In this sense, Escudé pointed out that “the figures do not lie: the sports industry represents 3% of the city’s GDP, more than 50,000 people are working in this sector. More and more companies and startups are considering Barcelona as a sports city in which to hold a major event. We must continue working so that companies continue to come here and generate stable jobs for the present and future of the city.”
“From the Barcelona City Council, we created this dream of launching BCN Sports Hub, and I publicly thank Johan Cruyff Institute for believing in it and for, from the first moment, contributing its grain of sand in its constitution” – David Escudé (Barcelona City Council)

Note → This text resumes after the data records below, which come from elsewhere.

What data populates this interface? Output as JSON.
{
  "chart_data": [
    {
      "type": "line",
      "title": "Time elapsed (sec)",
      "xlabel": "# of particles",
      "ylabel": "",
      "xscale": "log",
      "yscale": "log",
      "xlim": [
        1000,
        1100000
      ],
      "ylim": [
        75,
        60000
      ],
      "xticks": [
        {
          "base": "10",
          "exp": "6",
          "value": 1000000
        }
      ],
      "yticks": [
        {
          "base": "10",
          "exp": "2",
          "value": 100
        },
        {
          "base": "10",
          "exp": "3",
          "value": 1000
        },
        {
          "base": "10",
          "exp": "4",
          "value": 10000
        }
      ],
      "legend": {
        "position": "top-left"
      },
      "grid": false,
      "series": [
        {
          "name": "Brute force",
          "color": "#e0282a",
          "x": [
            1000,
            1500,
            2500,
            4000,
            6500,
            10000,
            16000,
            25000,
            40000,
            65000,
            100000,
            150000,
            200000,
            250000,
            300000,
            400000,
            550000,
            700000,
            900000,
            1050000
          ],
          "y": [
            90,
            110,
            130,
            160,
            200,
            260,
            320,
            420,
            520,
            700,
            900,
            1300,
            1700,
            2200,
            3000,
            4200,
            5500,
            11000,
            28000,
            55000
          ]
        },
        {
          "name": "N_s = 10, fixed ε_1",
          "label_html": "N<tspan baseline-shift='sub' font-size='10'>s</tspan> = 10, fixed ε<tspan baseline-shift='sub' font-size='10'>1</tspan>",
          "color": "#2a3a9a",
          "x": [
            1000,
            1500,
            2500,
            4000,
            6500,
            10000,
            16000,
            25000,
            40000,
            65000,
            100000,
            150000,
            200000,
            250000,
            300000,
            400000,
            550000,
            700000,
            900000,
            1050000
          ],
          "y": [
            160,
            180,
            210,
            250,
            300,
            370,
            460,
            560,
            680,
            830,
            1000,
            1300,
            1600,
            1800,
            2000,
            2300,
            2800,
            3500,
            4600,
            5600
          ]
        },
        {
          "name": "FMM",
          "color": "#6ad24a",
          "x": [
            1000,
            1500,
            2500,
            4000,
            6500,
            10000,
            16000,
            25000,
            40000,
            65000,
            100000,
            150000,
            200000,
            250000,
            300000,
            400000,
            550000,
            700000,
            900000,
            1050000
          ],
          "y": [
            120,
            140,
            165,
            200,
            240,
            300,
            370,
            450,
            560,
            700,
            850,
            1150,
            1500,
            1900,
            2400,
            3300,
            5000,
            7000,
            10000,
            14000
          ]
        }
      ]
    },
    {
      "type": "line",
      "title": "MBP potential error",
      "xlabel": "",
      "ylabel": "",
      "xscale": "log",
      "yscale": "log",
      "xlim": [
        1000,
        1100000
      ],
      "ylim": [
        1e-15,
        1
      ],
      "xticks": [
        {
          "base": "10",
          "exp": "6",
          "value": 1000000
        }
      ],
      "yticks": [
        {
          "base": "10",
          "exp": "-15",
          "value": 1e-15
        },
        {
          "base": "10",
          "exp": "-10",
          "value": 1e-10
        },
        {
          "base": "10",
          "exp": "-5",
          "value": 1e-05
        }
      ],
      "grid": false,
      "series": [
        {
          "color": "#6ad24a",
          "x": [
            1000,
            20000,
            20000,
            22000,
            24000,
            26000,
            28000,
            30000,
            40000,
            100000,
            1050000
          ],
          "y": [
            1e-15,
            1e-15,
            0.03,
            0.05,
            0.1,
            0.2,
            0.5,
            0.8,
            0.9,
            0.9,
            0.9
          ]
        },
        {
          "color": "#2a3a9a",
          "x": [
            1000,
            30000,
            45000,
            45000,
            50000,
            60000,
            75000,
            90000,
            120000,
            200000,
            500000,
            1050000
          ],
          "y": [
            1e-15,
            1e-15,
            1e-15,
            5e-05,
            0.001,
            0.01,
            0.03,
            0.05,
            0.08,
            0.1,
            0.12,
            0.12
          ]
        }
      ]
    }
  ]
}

David Escudé highlighted the contribution of Johan Cruyff Institute in the creation of synergies within the city’s sports industry. “From the Barcelona City Council, we created this dream of launching BCN Sports Hub, and I publicly thank Johan Cruyff Institute for believing in it and for, from the first moment, contributing its grain of sand in the constitution of what we will see in the future: Barcelona as the capital of this hub that we are building together.” Another dream, that of José Coronado, also reached the desk of the councilor for sport. “José came to see me to present his master’s final project, a very well thought out wheelchair tennis tournament that is now one of the best tournaments in the world in its specialty. You should feel proud of yourselves as an academic entity, as we as a city are also proud, to have people like José Coronado who, thanks to your academic training, can present projects that today are model projects, not only in the city of Barcelona, but also in the world,” said David Escudé.
The terrace of the Antigua Fàbrica Damm was, as on so many other occasions, the ideal setting to bring to a close a meeting that served to bring together again different generations of students who, regardless of the time that has passed since they left the institution, know that Johan Cruyff Institute will always be their home. Who knows if new proposals will emerge from this initiative. There was certainly plenty of talent and opportunities.